Ready-made movie fodder, the story of a Uruguayan rugby team whose plane crash-landed in the Andes in 1972 has already inspired a pair of film adaptations. But neither the gruesomely exploitative 1976 Mexican quickie Survive! nor Hollywood’s weirdly wholesome 1993 Alive was particularly insightful, which makes this poignant, contemplative documentary all the more welcome.
The hook, of course, is that the survivors resorted to cannibalizing their dead comrades in order to stay alive prior to being rescued 72 days after the crash. This gives director Gonzalo Arijon’s footage of the present-day lives of a few of them an extra charge, and underscores his thematic inquiry—what would any of us have done in their place?—at least as effectively as Florencia Di Concilio’s moody ambient score.
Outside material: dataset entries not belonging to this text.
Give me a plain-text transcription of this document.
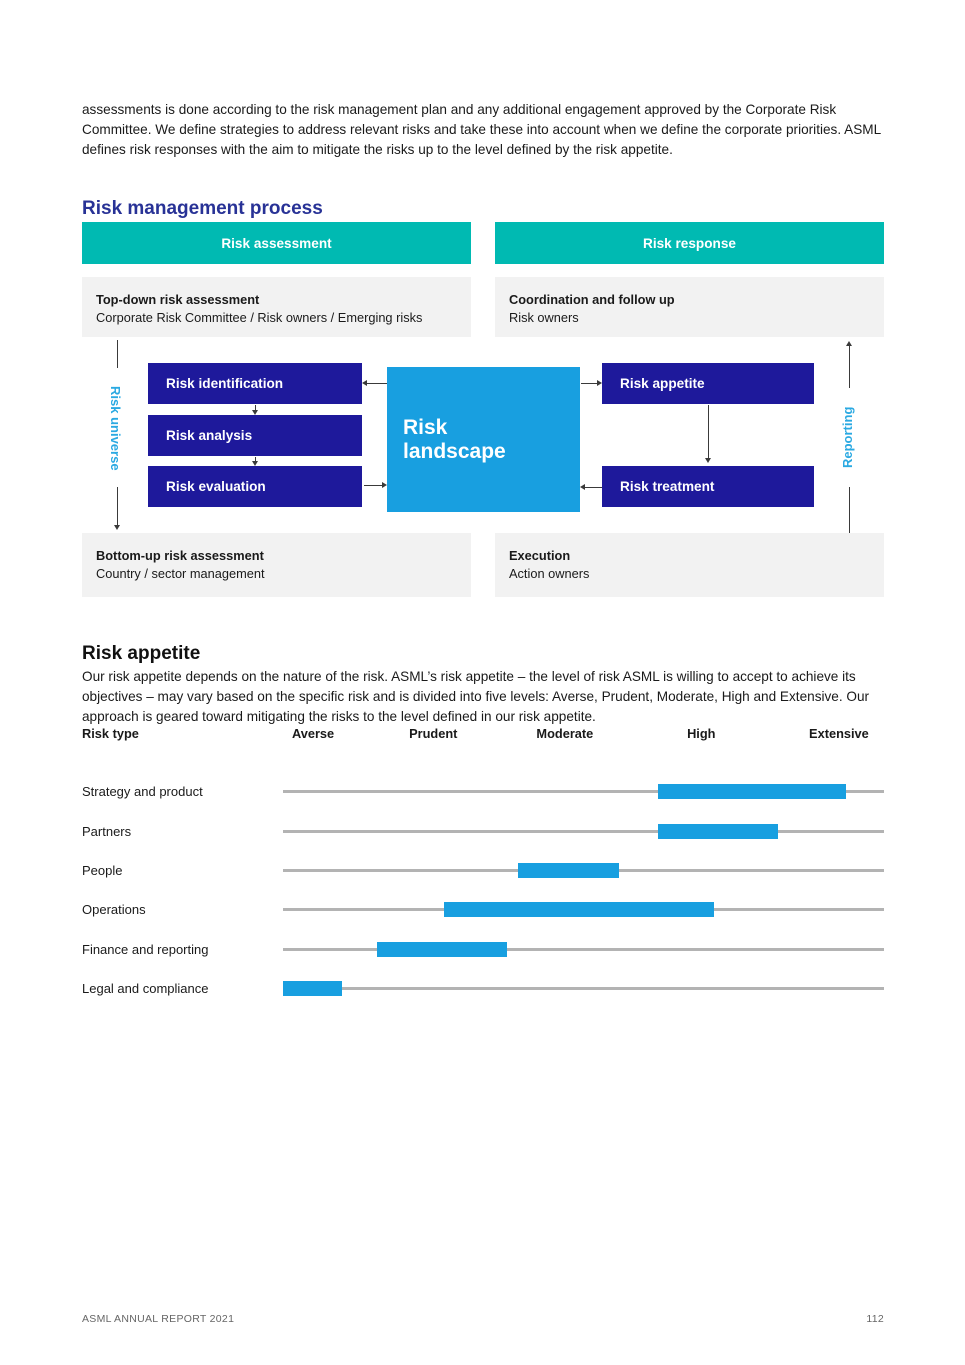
assessments is done according to the risk management plan and any additional engagement approved by the Corporate Risk Committee. We define strategies to address relevant risks and take these into account when we define the corporate priorities. ASML defines risk responses with the aim to mitigate the risks up to the level defined by the risk appetite.

Risk management process
Risk assessment	Risk response
Top-down risk assessment
Corporate Risk Committee / Risk owners / Emerging risks
Coordination and follow up
Risk owners
Risk universe
Risk identification
Risk analysis
Risk evaluation
Risk landscape
Risk appetite
Risk treatment
Reporting
Bottom-up risk assessment
Country / sector management
Execution
Action owners
Risk appetite

Our risk appetite depends on the nature of the risk. ASML’s risk appetite – the level of risk ASML is willing to accept to achieve its objectives – may vary based on the specific risk and is divided into five levels: Averse, Prudent, Moderate, High and Extensive. Our approach is geared toward mitigating the risks to the level defined in our risk appetite.

Risk type	Averse	Prudent	Moderate	High	Extensive
Strategy and product
Partners
People
Operations
Finance and reporting
Legal and compliance
ASML ANNUAL REPORT 2021	112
Arijon generally sticks to the tried-and-true interview/archival material/dramatic re-creation format, shaking things up some by returning a few of the ex-teammates and their family members to the scene of the crash. What makes Stranded reverberate, though, are the piercing ironies that surface—from one interviewee’s casual snacking as he discusses his ordeal (in the mountain valley where it happened, no less) to the ritualistic, eateth-my-flesh, drinketh-my-blood connotations of the rugby team’s moniker: the Old Christians.